Improvement in gas permeability of biaxially stretched PET films blended with high barrier polymers: The role of chemistry and processing conditions
Improvement in oxygen gas barrier properties of polyester/polyamide blends used in packaging industry is the main objective of the present study. For this purpose poly(ethylene terephthalate) (PET)/poly(m-xylene adipamide) (nylon-MXD6) (95/5w/w) and poly(ethylene terephthalate-co-isophthalate) copolymer (PETI)/MXD6 (95/5w/w) blends have been prepared with a PET copolymer which consists of 5wt.% sodium sulfonated isophthalate (PET-co-5SIPA) as compatibilizer and a carboxyl-terminated polybutadiene (CTPB) as filler by using a co-rotating intermeshing twin screw extruder. The effects of chemical architecture and morphology on oxygen gas permeability and processability were analyzed by using a range of characterization techniques including differential scanning calorimetry (DSC), scanning electron microscopy (SEM), oxygen gas permeability analyzer, and a special computer controlled uniaxial stretching system that provides real-time measurement of true stress, true strain and birefringence. The morphological analysis revealed that PET-co-5SIPA was an effective compatibilizer for both PET/MXD6 and PETI/MXD6 blends. DSC analysis and spectral-birefringence technique were used to understand the thermal and stress-induced crystallization behavior of the blends. Morphological analysis of the films after biaxial stretching indicated that the spherical nylon phase was converted to 75nm thick disks during stretching (aspect ratio L/W=6) that creates a tortuous pathway for oxygen ingress.
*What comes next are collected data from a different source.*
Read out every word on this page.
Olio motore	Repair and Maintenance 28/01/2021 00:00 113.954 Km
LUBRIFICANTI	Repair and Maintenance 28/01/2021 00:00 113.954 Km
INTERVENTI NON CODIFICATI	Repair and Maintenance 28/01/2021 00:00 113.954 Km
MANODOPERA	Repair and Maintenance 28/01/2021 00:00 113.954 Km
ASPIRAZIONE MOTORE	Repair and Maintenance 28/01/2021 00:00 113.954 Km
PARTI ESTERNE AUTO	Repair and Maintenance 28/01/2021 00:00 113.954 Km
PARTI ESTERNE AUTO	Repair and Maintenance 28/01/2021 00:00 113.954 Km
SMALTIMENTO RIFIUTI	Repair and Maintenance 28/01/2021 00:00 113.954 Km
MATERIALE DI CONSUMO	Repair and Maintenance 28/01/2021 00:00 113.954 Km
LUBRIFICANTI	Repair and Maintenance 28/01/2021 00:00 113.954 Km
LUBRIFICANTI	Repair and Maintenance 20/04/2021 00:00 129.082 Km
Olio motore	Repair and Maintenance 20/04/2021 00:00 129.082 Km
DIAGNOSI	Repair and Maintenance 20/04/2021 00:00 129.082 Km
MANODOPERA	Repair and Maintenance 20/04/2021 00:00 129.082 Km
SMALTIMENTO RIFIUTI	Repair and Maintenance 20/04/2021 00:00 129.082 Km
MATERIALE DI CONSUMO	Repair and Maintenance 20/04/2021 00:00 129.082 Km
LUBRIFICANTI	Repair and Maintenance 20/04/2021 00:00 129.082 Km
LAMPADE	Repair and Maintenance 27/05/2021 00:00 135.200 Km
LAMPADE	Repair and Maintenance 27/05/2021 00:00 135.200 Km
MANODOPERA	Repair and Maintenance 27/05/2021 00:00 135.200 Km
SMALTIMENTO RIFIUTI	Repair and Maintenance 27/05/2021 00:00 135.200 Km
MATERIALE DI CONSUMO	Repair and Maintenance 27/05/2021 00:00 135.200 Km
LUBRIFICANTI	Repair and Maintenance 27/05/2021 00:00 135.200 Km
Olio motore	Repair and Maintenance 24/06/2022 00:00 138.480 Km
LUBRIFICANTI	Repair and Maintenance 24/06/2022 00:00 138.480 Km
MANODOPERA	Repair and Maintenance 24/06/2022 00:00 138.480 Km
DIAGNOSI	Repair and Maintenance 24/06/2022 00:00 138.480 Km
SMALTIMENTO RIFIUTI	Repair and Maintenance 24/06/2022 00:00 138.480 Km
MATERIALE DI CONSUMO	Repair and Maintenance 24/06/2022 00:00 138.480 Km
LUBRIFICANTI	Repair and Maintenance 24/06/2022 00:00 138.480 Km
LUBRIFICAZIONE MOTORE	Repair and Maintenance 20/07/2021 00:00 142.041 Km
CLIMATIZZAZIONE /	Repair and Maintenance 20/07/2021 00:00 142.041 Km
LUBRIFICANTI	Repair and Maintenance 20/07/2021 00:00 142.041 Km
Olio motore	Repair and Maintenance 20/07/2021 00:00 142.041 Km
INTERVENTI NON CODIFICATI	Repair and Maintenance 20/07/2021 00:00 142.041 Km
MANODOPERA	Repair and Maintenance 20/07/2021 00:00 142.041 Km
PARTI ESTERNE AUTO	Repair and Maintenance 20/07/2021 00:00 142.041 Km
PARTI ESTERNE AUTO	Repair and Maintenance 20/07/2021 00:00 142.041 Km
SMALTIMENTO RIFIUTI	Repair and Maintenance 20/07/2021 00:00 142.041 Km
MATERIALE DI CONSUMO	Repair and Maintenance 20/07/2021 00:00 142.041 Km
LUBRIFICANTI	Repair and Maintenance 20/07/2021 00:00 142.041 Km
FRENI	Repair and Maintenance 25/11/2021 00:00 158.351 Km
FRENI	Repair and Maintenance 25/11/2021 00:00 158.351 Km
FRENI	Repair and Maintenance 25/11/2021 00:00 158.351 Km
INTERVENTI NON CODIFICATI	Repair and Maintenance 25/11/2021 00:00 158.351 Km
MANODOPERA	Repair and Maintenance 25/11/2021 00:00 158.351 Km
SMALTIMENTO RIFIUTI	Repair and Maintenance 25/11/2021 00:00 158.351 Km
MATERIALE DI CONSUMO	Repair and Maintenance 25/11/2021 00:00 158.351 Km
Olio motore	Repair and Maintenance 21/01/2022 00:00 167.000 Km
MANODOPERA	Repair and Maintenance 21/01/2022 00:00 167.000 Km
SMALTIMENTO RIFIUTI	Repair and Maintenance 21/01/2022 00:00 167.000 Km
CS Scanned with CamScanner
Stretching enhanced the barrier properties of PET/MXD6 and PETI/MXD6 blends.
European Polymer Journal
Özen, İlhan; Bozoklu, Gülay; Dalgıçdir, Cahit; Yücel, Orçun; Ünsal, Emre; Cakmak, Mukerrem; and Menceloğlu, Yusuf Ziya, "Improvement in gas permeability of biaxially stretched PET films blended with high barrier polymers: The role of chemistry and processing conditions" (2010). Polymer Engineering Faculty Research. 253.